News that the Baltic Exchange Dry Bulk Index figures were down for a sixth straight session have naturally caused a flurry of concern.
News that the Baltic Exchange Dry Bulk Index figures were down for a sixth straight session, plus the financial situation in Dubai, conveniently revealed during the Thanksgiving holiday, have naturally caused a flurry of concern amongst those who habitually track such freight industry indicators religiously. Rarely however do such instantly accessible statistics tell the precise story.
Ben Kowtho reports from the Handy Shipping Guide Thailand office that the country"s leading dry bulk shipper, Thoresen Thai Agencies (TTA) will not be too disappointed by this quarters figures, released today, which show a reduction in profit of 78%. Despite the drop, principally caused by the freight rate reductions endemic recently, plus less than desirable returns from other sectors, the group still returned around $14 million profit for the period. The group offer a fair reflection of the market as shippers of all the main dry bulk cargo groups, coal, iron and derivatives, agricultural grains etc.

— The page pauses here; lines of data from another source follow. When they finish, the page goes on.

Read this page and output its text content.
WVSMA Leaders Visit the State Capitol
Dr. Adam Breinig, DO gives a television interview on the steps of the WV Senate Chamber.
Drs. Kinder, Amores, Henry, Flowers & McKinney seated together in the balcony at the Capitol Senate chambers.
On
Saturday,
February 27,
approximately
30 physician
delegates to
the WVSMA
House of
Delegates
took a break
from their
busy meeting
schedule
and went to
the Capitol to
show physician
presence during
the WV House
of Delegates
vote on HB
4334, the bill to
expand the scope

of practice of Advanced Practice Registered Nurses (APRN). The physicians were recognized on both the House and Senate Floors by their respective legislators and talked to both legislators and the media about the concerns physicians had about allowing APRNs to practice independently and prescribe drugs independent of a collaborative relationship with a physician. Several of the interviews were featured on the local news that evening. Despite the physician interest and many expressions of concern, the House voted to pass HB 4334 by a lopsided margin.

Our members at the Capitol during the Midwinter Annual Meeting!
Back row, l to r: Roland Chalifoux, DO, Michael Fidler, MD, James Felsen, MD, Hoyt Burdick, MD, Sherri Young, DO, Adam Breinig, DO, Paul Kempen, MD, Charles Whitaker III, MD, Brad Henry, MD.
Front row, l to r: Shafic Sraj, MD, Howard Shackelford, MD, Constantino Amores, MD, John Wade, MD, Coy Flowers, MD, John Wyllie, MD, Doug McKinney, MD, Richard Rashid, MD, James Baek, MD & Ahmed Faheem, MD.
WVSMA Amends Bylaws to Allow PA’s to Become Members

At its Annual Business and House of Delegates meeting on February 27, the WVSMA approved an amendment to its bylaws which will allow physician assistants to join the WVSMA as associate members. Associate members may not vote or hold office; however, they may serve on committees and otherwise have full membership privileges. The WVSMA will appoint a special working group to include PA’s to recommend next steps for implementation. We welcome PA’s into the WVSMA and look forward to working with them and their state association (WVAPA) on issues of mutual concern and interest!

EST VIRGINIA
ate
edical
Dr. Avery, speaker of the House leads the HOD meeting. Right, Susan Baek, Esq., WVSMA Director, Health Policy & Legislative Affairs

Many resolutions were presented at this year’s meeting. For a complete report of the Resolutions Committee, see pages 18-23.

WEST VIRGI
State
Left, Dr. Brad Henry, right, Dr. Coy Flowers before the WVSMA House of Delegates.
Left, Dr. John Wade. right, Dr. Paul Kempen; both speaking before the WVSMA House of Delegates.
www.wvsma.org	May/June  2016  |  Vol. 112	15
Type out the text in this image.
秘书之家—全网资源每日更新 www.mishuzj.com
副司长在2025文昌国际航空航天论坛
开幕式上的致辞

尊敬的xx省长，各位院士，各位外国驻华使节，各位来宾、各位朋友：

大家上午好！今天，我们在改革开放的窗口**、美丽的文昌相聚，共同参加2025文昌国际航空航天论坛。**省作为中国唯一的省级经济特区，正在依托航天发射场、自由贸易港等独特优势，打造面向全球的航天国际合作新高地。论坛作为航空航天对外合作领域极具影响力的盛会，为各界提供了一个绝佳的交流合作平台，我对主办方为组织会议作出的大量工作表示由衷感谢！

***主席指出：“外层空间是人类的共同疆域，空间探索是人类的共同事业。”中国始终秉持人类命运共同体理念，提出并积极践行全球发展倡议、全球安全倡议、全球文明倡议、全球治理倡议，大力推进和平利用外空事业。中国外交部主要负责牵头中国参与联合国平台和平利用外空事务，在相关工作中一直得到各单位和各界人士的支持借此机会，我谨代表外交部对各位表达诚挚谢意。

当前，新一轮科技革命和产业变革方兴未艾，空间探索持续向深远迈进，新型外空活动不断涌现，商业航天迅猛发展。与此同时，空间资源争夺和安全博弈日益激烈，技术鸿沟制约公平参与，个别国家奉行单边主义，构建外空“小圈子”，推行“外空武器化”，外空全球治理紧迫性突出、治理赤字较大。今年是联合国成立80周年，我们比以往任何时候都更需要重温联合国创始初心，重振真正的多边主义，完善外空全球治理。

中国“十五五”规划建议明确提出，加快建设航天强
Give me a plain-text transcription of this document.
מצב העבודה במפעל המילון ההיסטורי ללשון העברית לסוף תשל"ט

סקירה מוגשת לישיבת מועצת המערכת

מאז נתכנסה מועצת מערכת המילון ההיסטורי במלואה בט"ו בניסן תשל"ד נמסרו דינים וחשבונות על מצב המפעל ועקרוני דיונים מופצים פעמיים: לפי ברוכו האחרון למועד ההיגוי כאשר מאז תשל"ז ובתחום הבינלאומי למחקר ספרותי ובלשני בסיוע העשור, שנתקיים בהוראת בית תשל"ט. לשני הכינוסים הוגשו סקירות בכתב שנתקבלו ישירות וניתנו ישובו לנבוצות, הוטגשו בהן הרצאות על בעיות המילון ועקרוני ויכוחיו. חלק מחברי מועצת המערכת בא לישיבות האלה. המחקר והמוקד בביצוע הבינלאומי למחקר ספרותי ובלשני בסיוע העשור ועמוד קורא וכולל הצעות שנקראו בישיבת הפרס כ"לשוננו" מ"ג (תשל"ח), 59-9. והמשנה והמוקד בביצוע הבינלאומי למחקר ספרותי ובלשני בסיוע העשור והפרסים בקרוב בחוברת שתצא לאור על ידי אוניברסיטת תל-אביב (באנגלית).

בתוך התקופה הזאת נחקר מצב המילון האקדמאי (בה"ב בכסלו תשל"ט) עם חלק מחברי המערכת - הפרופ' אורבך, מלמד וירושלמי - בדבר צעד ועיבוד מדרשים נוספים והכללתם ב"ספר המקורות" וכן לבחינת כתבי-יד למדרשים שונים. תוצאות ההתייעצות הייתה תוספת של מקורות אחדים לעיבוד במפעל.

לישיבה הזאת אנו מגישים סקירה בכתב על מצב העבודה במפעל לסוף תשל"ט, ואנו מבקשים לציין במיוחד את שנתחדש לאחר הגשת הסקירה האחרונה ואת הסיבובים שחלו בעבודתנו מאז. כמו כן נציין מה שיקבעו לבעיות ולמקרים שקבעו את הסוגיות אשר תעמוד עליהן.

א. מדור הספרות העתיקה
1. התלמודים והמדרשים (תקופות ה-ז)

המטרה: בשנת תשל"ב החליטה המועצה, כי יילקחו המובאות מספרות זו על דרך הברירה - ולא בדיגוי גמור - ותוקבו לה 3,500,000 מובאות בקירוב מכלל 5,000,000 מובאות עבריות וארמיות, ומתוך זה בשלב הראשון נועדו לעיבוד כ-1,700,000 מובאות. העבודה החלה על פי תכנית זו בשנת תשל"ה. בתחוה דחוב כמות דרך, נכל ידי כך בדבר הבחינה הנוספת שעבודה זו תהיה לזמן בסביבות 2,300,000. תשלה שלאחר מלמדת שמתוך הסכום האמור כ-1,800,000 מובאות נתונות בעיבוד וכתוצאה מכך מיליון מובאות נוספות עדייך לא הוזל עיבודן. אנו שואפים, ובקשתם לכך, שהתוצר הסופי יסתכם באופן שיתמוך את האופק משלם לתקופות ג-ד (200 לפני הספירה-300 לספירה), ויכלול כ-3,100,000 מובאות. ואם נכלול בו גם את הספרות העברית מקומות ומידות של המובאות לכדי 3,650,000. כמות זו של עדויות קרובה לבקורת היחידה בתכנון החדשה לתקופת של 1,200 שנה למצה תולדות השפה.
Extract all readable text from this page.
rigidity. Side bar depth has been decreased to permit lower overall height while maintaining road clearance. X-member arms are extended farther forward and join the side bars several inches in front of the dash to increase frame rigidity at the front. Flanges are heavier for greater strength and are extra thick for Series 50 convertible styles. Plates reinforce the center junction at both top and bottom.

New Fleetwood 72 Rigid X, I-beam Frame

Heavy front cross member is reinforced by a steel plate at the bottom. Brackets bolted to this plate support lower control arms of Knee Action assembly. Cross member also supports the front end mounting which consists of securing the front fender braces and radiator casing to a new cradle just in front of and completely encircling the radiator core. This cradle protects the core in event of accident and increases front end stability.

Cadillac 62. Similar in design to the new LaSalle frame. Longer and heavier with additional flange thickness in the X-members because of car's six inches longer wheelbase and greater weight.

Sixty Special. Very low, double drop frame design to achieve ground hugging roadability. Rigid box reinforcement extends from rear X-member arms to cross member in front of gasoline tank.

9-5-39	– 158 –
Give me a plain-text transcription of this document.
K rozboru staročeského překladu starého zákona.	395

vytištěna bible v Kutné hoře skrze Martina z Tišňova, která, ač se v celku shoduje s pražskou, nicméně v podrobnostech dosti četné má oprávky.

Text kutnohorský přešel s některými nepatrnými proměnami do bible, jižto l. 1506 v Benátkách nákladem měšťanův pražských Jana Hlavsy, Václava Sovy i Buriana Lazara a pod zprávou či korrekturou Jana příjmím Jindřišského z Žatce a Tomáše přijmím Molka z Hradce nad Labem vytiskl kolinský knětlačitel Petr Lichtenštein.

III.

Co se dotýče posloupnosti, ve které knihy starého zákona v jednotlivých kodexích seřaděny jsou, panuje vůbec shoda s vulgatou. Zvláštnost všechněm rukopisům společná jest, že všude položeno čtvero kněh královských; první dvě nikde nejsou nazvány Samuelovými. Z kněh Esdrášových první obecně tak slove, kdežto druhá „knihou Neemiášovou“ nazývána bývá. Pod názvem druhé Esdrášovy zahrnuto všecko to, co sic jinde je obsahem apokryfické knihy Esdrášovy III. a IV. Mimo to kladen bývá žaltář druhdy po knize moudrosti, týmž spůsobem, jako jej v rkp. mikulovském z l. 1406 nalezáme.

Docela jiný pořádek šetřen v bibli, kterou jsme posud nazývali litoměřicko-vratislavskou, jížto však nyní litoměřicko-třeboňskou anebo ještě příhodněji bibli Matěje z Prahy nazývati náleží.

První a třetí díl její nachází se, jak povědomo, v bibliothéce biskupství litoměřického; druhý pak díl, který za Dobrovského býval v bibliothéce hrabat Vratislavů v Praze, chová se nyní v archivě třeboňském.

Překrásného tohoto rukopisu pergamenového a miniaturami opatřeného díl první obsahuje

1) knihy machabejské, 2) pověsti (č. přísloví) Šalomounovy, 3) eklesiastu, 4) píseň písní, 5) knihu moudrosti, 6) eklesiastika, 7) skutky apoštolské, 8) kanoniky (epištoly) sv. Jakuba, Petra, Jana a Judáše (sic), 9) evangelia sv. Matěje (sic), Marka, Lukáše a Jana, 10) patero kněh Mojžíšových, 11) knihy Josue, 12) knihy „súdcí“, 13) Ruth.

Shippers would do well to remember that the Baltic had previously risen in seventeen straight sessions from previous desperate lows, and that with China showing a renewed appetite for coal and iron ore, recent good news stories in the market, plus a survey of several established market carriers in Asia and Australia all expressing qualified optimism for short term traffic, things may not be quite as gloomy as many would have us believe.